Pourquoi les smartphones sont-ils interdits au collège ?
On ne sait pas éduquer au numérique
On a peur de parler du numérique ou l'on ne sait pas en parler donc on préfère interdire. Tout comme pour la sexualité, il est plus facile de créer un tabou que de considérer sérieusement le sujet et d'éduquer les collégiens.
Pourtant, que l'on parle de sexualité ou de téléphones, il s'agit bien de deux sujets auxquels vont se retrouver confrontés tous les collégiens. Avant leurs 14ans, les collégiens auront la puberté et un smartphone mais ni l'un ni l'autre n'aura été discuté en classe. À la place, on se tait, les laissant se débrouiller avec leurs fuites (de données) intimes.
C'est véritablement la politique de l'autruche : si l'on en parle pas, cela n'existe pas.
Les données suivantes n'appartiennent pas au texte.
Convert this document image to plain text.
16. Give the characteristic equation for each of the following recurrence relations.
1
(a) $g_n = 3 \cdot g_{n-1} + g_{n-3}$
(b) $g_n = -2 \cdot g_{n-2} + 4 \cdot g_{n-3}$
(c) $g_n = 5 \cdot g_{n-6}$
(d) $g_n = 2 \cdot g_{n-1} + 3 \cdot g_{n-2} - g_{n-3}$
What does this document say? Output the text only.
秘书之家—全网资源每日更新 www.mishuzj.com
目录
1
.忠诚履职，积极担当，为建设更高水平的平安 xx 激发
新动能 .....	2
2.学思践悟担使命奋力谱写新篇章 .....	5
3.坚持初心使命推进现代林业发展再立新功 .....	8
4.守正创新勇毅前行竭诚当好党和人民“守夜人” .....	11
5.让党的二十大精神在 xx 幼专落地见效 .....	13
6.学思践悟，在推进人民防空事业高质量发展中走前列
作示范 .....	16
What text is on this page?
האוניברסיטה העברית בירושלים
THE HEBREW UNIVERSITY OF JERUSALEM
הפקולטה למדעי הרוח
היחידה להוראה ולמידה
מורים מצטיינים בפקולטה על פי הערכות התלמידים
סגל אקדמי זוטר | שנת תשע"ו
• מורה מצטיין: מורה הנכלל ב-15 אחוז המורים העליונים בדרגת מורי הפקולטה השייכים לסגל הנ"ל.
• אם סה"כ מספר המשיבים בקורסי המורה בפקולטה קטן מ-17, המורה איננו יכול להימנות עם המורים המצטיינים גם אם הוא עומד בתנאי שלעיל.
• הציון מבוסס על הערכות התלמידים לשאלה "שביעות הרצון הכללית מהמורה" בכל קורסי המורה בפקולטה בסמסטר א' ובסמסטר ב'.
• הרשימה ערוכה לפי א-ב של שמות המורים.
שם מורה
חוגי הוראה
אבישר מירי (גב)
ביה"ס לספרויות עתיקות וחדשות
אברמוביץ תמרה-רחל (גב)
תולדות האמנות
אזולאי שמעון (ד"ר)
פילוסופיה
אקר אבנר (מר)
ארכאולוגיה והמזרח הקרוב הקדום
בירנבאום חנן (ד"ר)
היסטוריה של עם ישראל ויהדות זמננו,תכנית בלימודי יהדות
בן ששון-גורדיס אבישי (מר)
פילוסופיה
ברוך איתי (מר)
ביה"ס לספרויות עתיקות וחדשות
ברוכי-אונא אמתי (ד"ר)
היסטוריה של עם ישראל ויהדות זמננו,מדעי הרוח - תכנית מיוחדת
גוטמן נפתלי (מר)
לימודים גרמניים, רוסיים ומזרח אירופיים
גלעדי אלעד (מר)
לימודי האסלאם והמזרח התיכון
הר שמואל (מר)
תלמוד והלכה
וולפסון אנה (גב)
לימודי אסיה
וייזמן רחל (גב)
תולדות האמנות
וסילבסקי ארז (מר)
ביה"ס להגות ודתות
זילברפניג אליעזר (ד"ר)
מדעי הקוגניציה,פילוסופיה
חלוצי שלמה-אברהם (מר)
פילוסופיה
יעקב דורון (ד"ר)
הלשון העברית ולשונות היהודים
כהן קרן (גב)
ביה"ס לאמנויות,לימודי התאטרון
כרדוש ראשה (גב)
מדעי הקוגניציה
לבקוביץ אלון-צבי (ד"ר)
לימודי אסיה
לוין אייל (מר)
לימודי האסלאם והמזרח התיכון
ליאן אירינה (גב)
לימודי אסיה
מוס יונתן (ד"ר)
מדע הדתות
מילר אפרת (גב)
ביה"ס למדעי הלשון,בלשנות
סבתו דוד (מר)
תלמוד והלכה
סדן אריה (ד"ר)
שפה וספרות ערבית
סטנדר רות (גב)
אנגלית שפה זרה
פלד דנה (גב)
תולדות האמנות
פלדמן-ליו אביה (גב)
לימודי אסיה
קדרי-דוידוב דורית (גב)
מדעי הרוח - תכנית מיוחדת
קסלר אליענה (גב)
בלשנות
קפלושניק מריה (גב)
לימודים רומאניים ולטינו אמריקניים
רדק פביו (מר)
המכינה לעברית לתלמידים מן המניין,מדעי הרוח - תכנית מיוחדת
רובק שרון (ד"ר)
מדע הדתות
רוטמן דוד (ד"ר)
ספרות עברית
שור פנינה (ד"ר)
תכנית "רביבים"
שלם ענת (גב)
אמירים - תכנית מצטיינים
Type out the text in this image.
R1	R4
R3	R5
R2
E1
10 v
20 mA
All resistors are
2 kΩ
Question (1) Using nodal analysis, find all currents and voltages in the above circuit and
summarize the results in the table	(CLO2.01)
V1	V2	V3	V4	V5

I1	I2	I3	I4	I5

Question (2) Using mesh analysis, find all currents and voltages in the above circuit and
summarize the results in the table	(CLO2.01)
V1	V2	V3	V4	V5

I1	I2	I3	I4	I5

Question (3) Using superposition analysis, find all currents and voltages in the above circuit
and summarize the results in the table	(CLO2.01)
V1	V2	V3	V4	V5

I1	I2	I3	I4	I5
C'est compliqué le numérique ?
Non ! Ou en tout cas pas pour les raisons qui servent d'excuses. On se cache derrière la technique, les professeurs ne sont pas formés à' l'informatique, c'est des sciences alors ça doit être compliqué... Mais in fine, ce qui doit être enseigné aux collégiens c'est l'usage du téléphone, ce n'est pas à coder des algorithmes.
Les inquiétudes que l'on entend toujours sont :
- Le cyber-harcèlement
- Le respect de la vie privée
- La désinformation
- L'addiction
- L'accès aux contenus inappropriés
Autant dire, plutôt des problématiques à traiter en cours de français ou d'éducation civique plutôt qu'en cours de mathématiques.
Pédagogie > contrôle
L'interdiction du téléphone, c'est l'approche la plus court-termiste pour adresser ces questions. C'est la réponse d'urgence. Comme on ne sait pas quoi faire pour empêcher ces situations, on bloque tout pour être sûr que cela n'arrive pas (spoiler alert : cela ne fonctionne pas).
C'est la réponse de facilité, celle qui ne nécessite pas de réfléchir car ça prend du temps de réfléchir. De réfléchir à la société que nous voulons être en questionnant nos comportements qui peuvent conduire au harcèlement (et son extension cyber). De réfléchir à la société que nous voulons avoir en questionnant notre capacité à garder notre intimité (morale ou physique).
Et s'il y a bien un lieu pour réfléchir, c'est le collège. S'il y a un bien un levier pour inciter à prendre le temps de la réflexion, c'est par l'éducation. Sans cela, on est condamné à réagir de crise en crise par des réponses d'urgence, comme on réagit de notification en notification par des clics frénétiques et des selfies balancés dans la précipitation à n'importe qui.
Alors, faut-il autoriser le téléphone au collège ?
Absolument pas !
Si vous avez bien lu cet article, ce n'est pas une apologie du smartphone, bien au contraire ! Le smartphone et la tablette sont l'évolution, ou plutôt la réduction de l'informatique dans sa plus pure forme de divertissement consumériste. Si le numérique doit être émancipateur, ce n'est certainement pas avec des matériels simplistes aux logiciels conçus autour de l'économie de l'attention que cela pourra arriver.
En attendant, il est primordial de ne pas paniquer, et il faut arrêter la politique de communication qui joue la surenchère à la répression (on va saisir tous les téléphones à l'entrée du collège) pour prétendre agir. À la place, il faut savoir s'arrêter pour prendre le temps de réfléchir à comment éduquer nos enfants. Non pas en cherchant à les protéger mais en leur apprenant à se défendre.